BPC-157 TB-500 Dosage: What the Research Literature Recorded

BPC-157 and TB-500 Dosage in the Research Literature

BPC-157 TB-500 dosage, as it appears in the peer-reviewed record, is a set of animal-model parameters — not a human regimen. There is no validated dose for the blend, and there is no controlled combination dose-finding study ^[11]. Everything below is the research-context BPC-157 and TB-500 dosage in animal models, framed as "studied at X in [species]."

The BPC-157 component, in rodent models, was commonly expressed per body weight — frequently ~10 microg/kg and ~10 ng/kg, with gastric-ulcer cytoprotection studied at 400-800 ng/kg in rats ^[5][1]. The TB-500 / Thymosin Beta-4 component spanned a wide range — for example 2-18 mg/kg intraperitoneal in a rat embolic-stroke dose-response study (with the highest 18 mg/kg dose giving no benefit, so higher was not better), and 150 microg twice weekly intraperitoneally for 6 months in the mdx muscular-dystrophy study ^[4]. Commercial vials commonly pair fixed combined masses — for example 10 mg plus 10 mg — but no peer-reviewed combination dose-finding study supports any such figure ^[11].

Half-Life and Pharmacokinetics

What is the half-life of BPC-157 and TB-500?

No validated human half-life exists for either constituent or the blend. BPC-157's elimination half-life was reported under 30 minutes in a rat/dog pharmacokinetic study ^[1]. Human intravenous Thymosin Beta-4 showed dose-proportional pharmacokinetics with half-life increasing at higher doses, but no specific half-life is established for the TB-500 heptapeptide ^[14].

The half-life and pharmacokinetics picture, in short, is anchored on animal and full-length-protein data only. The blend has no characterized pharmacokinetic profile of its own.
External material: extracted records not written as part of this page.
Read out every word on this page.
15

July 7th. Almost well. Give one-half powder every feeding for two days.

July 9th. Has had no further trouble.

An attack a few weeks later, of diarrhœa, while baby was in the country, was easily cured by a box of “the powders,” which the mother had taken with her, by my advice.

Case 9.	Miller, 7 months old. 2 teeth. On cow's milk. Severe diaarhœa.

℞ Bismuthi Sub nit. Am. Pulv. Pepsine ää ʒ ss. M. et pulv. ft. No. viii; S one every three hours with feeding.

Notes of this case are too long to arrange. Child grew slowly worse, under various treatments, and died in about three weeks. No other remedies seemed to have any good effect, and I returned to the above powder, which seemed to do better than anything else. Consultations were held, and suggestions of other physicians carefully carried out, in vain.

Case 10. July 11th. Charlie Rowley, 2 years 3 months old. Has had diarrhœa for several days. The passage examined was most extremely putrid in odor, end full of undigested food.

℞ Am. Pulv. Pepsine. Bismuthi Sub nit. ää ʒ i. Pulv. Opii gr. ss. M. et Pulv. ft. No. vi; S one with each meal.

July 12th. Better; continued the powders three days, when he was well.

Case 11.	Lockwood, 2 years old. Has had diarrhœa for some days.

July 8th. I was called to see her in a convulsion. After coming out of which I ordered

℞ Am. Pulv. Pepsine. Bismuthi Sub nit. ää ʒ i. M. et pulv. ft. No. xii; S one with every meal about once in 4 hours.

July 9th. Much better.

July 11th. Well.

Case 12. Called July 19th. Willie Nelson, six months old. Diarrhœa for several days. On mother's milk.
Oral vs Injectable BPC-157 and TB-500 in Research Handling

BPC-157 TB-500 oral and injectable routes

BPC-157 is studied as a "stable gastric" peptide, and oral and peroral routes appear in its individual-compound literature ^[1]. The predominant routes in the underlying rodent efficacy studies were intraperitoneal for both peptides; intravenous appears in the human Phase 1 work on full-length Thymosin Beta-4 and a BPC-157 intravenous safety pilot ^[14]. Oral blend products are marketed but lack validated pharmacokinetics. None of these routes derives from a controlled human efficacy trial of the combination ^[11].

How the Wolverine Blend Is Administered in Research Protocols

Wolverine injection and administration routes

Subcutaneous and intramuscular administration are the predominant research-community routes for the blend, but these are not derived from controlled human efficacy trials ^[11]. There is no validated blend injection schedule.
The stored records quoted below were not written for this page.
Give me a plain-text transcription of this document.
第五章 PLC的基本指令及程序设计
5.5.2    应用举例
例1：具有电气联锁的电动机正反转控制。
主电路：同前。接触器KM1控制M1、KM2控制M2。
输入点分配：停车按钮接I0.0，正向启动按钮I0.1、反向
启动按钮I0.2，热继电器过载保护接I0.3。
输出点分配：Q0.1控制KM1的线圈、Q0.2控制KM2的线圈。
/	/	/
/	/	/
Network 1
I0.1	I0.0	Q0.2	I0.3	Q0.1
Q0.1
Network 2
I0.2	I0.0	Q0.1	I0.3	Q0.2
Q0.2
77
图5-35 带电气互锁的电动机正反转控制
How often should you inject BPC-157 and TB-500?

There is no validated injection schedule for the blend. Underlying rodent studies used a range of dosing — for example TB-500 / Thymosin Beta-4 at 150 microg twice weekly intraperitoneally for 6 months in one model — and community "loading then maintenance" protocols have no controlled-trial basis ^[4][11].
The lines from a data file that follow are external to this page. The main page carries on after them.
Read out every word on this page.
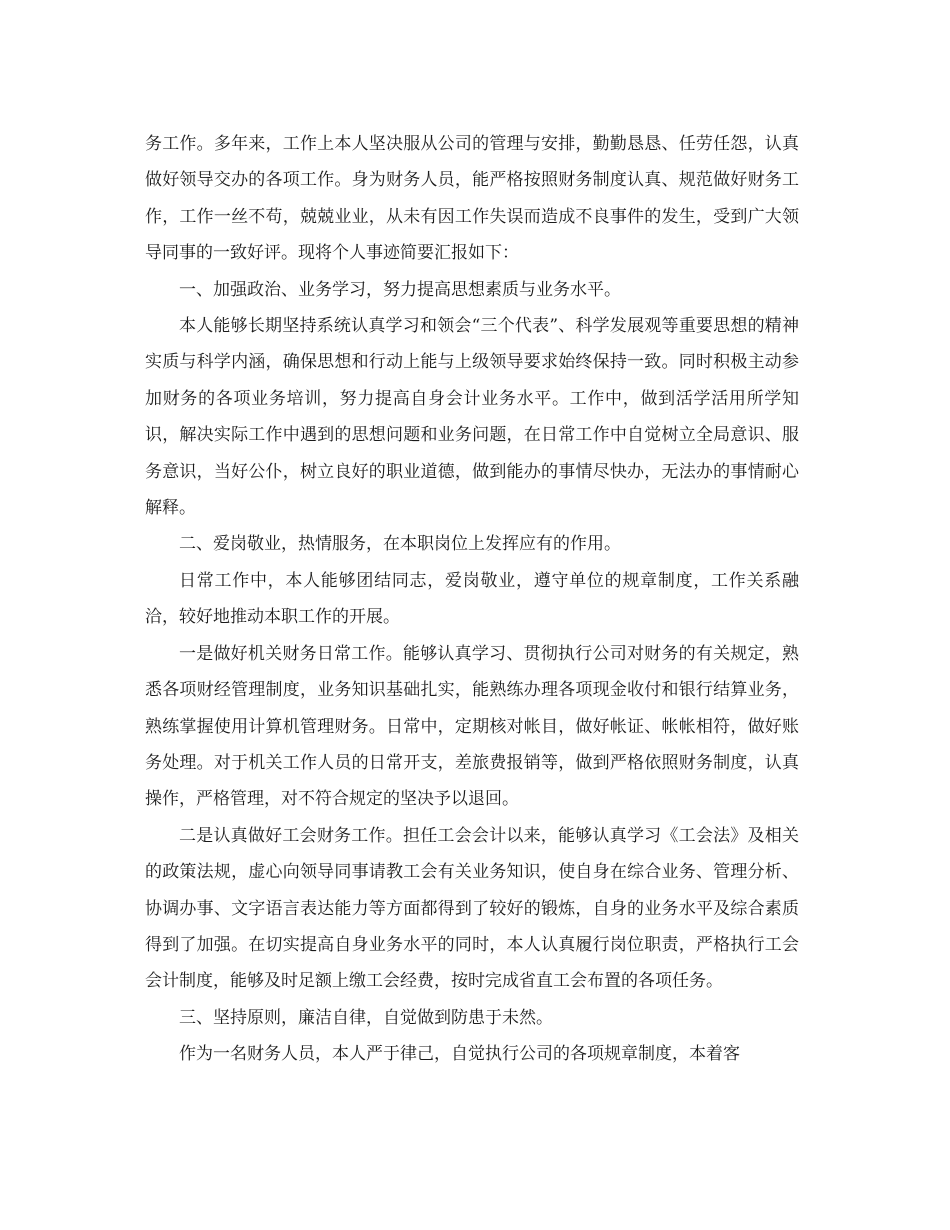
务工作。多年来，工作上本人坚决服从公司的管理与安排，勤勤恳恳、任劳任怨，认真做好领导交办的各项工作。身为财务人员，能严格按照财务制度认真、规范做好财务工作，工作一丝不苟，兢兢业业，从未有因工作失误而造成不良事件的发生，受到广大领导同事的一致好评。现将个人事迹简要汇报如下：

一、加强政治、业务学习，努力提高思想素质与业务水平。

本人能够长期坚持系统认真学习和领会“三个代表”、科学发展观等重要思想的精神实质与科学内涵，确保思想和行动上能与上级领导要求始终保持一致。同时积极主动参加财务的各项业务培训，努力提高自身会计业务水平。工作中，做到活学活用所学知识，解决实际工作中遇到的思想问题和业务问题，在日常工作中自觉树立全局意识、服务意识，当好公仆，树立良好的职业道德，做到能办的事情尽快办，无法办的事情耐心解释。

二、爱岗敬业，热情服务，在本职岗位上发挥应有的作用。

日常工作中，本人能够团结同志，爱岗敬业，遵守单位的规章制度，工作关系融洽，较好地推动本职工作的开展。

一是做好机关财务日常工作。能够认真学习、贯彻执行公司对财务的有关规定，熟悉各项财经管理制度，业务知识基础扎实，能熟练办理各项现金收付和银行结算业务，熟练掌握使用计算机管理财务。日常中，定期核对帐目，做好帐证、帐帐相符，做好账务处理。对于机关工作人员的日常开支，差旅费报销等，做到严格依照财务制度，认真操作，严格管理，对不符合规定的坚决予以退回。

二是认真做好工会财务工作。担任工会会计以来，能够认真学习《工会法》及相关的政策法规，虚心向领导同事请教工会有关业务知识，使自身在综合业务、管理分析、协调办事、文字语言表达能力等方面都得到了较好的锻炼，自身的业务水平及综合素质得到了加强。在切实提高自身业务水平的同时，本人认真履行岗位职责，严格执行工会会计制度，能够及时足额上缴工会经费，按时完成省直工会布置的各项任务。

三、坚持原则，廉洁自律，自觉做到防患于未然。

作为一名财务人员，本人严于律己，自觉执行公司的各项规章制度，本着客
How do you reconstitute a BPC-157 / TB-500 blend (10mg)?

Both constituents are supplied as lyophilized powders for research use, reconstituted in bacteriostatic or sterile water and refrigerated. Product identity, purity and the actual BPC-157:TB-500 ratio in unregulated material are not guaranteed. This is research-handling context, not a human-use instruction.

How do you cycle BPC-157 and TB-500?

No validated cycle exists. Community "loading then maintenance" protocols and fixed-ratio vials — for example 10 mg plus 10 mg — have no basis in controlled human trials and should not be presented as validated dosing ^[11]. Underlying study durations vary widely by model.